Presumably the giant paws and teeth of the bear in the illustration were used for digging for and chewing on roots. The stinger on the scorpion was probably filled with nice apple juice. And the quills on the porcupine were simply to protect it from excessive hugs! No word on what happened to the happy dinosaur.
I guess explaining how God drowned all those nice animals plus a whole bunch of human children and how the dinos were left off the ark is for the more mature 9 and 10-year-olds.
I quickly flipped through the book, halfway between dismay and amusement, then put it back and started to leave the store. Somehow, I was unable to do it. Images of wide-eyed children being misled by well-illustrated nonsense plagued me. In the end, I paid 50 pence (around 75 cents) and took it with me.
Generally speaking, when it comes to books and children, the consensus is that the more books children read, the better. But here, the aim is just the opposite; I bought to book to keep it away from the eyes of children.
This was not a book in a public classroom, nor was it masquerading as accurate scientific data (though it manages a startling number of scientific inaccuracies for a book with a word count considerably less than this posts’) and doesn’t mention Hell or Judgment at all, but I’m still very uncomfortable with the idea of more kids turning their eyes away from science in favor of superstition.

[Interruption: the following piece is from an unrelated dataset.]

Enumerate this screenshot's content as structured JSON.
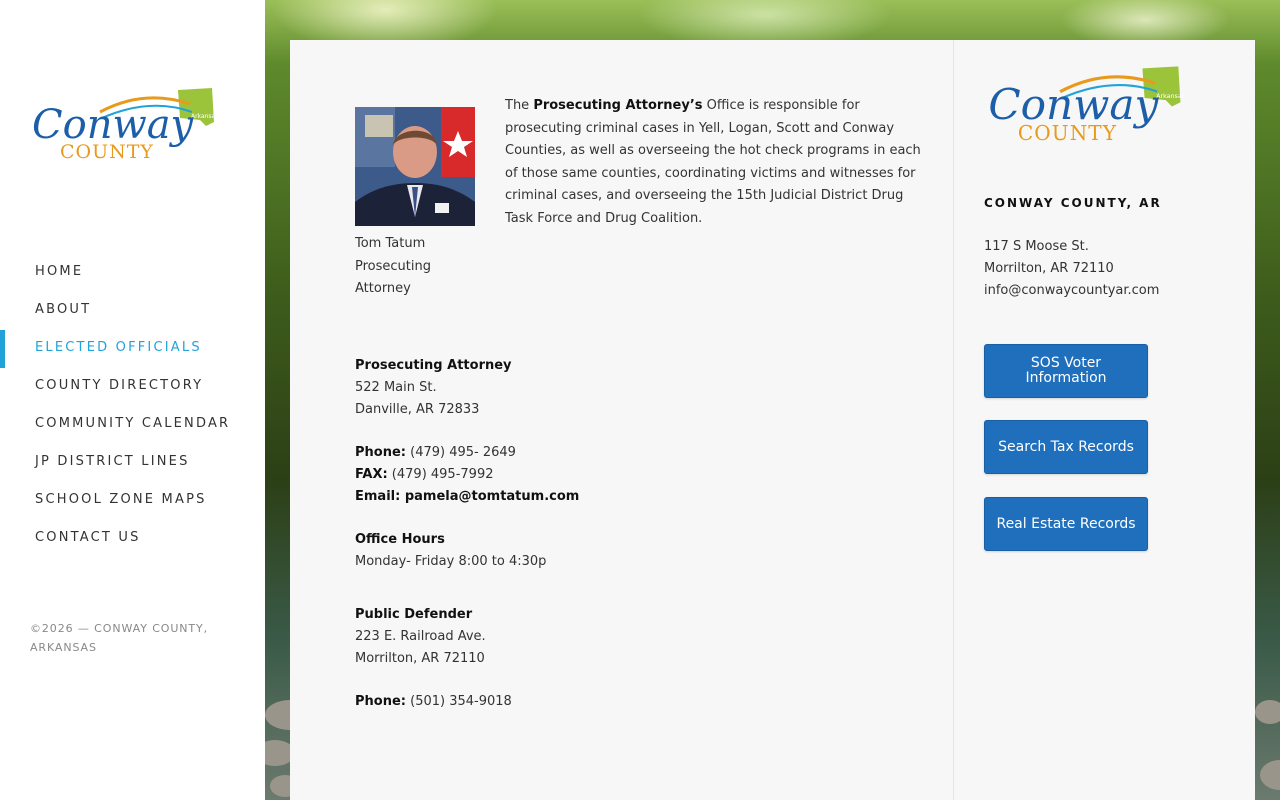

I know that in the larger scheme of things, removing one book from one store will do next to nothing in the battle for secularism, but I’m still left to wonder: Is there something inherently bad about taking a book to prevent it from being read? Also, what in the world should I do with the damn thing, considering I balk at the idea of tossing any book, even this one, in the garbage?
[Update]: I see from the comments that there may be some confusion about the purchase of the book. I bought it from a charity shop that sells donated materials, including this particular book. My very modest sum will go towards local hospice care, not towards creationist publishers.